Nasdaq has warned Canoo Inc. (Nasdaq: GOEV), the electric vehicle maker that's moving its headquarters to Bentonville, that it could be delisted from the exchange.
The closing price for the company’s common stock fell below the $1 per share minimum for 30 consecutive business days on March 24. Canoo has been given 180 calendar days, or until Sept. 25, to regain compliance.
Canoo disclosed the news in an SEC filing on March 27.
The company debuted on the Nasdaq in December 2020 following its merger with Hennessy Capital Acquisition Corp. IV, a special purpose acquisition company. Shares opened at a price of $22.82.
Tuesday morning, shares were trading at around 53 cents.
Over the past year, shares have fallen about 90% as the company burned through cash and warned investors that there was "substantial doubt" about whether it could stay in business.
The company sold $52.5 million in discounted stock in February to raise cash. CEO Tony Aquila said in a quarterly earnings call last month that Canoo is shifting its funding approach to "make more efficient use of capital."
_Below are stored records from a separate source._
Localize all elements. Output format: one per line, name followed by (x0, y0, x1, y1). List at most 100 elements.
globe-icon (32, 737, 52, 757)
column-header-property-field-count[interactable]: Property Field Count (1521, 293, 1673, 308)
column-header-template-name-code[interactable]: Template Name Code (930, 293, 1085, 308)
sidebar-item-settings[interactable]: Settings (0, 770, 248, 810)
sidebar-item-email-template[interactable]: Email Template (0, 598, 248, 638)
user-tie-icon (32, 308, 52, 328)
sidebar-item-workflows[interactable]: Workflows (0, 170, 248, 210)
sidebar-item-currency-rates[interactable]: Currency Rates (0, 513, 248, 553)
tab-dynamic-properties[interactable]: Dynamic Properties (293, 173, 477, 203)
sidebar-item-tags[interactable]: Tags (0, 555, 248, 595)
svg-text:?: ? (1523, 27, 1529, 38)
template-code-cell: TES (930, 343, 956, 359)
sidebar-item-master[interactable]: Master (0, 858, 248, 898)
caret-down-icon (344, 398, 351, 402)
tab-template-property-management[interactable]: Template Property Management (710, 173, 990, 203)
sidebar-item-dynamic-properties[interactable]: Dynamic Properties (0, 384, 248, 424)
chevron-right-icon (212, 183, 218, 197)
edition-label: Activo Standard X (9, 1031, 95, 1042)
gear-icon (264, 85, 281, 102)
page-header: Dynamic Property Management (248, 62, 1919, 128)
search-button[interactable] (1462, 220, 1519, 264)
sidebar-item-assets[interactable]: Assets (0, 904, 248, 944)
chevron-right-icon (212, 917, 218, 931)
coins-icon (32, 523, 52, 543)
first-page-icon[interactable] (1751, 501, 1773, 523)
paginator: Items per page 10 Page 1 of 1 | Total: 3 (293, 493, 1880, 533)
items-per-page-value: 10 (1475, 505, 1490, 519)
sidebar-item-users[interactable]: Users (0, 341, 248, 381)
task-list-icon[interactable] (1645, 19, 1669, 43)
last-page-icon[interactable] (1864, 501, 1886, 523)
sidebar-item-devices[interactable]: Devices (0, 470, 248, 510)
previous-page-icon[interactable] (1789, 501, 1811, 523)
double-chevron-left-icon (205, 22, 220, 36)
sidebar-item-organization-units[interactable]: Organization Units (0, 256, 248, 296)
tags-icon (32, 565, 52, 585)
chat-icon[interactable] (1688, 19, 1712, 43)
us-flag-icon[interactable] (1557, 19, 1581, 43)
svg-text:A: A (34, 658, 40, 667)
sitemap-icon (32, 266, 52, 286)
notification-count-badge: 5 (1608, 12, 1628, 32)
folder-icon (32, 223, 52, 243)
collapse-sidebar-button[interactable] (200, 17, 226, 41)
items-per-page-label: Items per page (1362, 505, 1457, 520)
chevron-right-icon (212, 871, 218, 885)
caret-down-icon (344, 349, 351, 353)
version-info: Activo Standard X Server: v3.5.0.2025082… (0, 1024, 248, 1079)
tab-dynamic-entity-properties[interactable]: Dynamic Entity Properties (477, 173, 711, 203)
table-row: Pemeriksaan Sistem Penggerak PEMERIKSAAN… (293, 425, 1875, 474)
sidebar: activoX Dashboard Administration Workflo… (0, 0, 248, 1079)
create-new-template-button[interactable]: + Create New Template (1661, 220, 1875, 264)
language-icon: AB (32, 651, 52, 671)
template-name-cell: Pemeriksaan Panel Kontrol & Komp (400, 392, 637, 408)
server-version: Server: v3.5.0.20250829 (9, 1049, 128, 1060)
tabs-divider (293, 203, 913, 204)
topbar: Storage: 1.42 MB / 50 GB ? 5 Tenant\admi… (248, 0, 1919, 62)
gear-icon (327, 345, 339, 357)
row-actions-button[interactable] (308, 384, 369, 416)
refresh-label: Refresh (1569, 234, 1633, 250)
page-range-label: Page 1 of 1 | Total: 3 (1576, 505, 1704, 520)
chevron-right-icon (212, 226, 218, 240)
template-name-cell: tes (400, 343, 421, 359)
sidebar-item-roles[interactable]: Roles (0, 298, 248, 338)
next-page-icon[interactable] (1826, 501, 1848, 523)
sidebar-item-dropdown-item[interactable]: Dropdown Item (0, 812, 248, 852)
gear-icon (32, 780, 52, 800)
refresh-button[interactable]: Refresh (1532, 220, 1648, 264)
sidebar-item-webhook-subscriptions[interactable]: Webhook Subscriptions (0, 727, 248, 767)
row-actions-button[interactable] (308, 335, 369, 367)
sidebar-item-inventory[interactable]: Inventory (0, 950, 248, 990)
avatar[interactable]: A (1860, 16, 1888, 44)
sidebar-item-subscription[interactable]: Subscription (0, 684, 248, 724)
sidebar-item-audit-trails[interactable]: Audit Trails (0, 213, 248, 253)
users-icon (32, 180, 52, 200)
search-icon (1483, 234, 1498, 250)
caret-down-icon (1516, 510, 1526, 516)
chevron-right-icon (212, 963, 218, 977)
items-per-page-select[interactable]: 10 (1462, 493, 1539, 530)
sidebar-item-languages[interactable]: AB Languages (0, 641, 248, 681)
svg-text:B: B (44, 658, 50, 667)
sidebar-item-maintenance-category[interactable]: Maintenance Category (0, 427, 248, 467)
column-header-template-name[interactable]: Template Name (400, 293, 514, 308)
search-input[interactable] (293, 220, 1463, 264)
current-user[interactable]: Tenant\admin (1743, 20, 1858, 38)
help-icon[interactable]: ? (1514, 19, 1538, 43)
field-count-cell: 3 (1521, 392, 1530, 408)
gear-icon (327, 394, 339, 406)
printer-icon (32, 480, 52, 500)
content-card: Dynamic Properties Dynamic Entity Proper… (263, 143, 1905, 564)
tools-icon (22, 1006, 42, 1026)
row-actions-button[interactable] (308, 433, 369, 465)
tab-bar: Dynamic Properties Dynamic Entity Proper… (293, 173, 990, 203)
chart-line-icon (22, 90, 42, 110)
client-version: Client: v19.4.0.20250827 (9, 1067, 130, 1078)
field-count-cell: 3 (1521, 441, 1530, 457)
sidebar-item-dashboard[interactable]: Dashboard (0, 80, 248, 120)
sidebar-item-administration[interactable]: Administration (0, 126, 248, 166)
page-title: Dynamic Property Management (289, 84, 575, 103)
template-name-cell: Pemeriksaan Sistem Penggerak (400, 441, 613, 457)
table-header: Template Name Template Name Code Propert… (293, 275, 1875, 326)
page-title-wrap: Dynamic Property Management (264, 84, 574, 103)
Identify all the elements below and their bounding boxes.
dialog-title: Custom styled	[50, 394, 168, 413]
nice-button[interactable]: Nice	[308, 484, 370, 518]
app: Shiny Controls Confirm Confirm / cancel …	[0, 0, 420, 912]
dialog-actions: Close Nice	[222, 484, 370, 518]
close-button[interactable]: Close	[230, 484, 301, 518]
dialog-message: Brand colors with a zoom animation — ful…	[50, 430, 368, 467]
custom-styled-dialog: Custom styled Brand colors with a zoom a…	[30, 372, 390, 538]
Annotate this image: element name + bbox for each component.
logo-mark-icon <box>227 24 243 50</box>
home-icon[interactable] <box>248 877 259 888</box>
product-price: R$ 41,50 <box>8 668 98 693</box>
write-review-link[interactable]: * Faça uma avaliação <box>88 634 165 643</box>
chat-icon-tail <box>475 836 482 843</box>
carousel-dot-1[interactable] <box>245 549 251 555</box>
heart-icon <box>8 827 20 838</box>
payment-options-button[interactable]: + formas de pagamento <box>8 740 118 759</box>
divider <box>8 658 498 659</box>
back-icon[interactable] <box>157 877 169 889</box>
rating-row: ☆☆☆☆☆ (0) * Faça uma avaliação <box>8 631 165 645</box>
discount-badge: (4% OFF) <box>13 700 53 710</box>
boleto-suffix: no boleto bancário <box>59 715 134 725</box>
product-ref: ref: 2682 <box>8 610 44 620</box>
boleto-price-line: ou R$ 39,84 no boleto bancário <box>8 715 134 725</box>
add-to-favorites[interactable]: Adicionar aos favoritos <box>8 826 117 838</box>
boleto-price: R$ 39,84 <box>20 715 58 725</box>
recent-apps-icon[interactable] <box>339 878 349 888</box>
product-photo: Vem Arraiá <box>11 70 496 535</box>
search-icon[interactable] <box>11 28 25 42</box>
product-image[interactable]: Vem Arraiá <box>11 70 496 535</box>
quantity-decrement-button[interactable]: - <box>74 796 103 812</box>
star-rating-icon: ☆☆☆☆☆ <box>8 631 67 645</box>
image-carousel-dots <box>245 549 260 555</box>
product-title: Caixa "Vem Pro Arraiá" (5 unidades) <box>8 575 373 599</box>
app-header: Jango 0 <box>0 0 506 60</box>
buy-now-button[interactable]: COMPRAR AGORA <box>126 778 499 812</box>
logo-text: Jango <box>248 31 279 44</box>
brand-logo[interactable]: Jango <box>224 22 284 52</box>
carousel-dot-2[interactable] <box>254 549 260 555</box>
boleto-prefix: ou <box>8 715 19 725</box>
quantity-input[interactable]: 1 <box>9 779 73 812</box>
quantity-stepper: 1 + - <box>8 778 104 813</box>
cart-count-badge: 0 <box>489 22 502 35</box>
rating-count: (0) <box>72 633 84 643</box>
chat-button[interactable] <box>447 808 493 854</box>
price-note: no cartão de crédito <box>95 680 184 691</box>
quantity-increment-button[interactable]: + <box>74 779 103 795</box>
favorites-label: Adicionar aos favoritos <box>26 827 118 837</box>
If Canoo's stock does not meet the Nasdaq's $1 minimum price requirement by Sept. 25, the company may be eligible for an additional 180-day grace period. To qualify, Canoo must apply to transfer the listing of its common stock to The Nasdaq Capital Market, the lowest tier of the exchange. That tier has less stringent listing requirements, and generally includes early-stage companies that are focused on raising cash.
The company would have the right to appeal a decision to delist its common stock.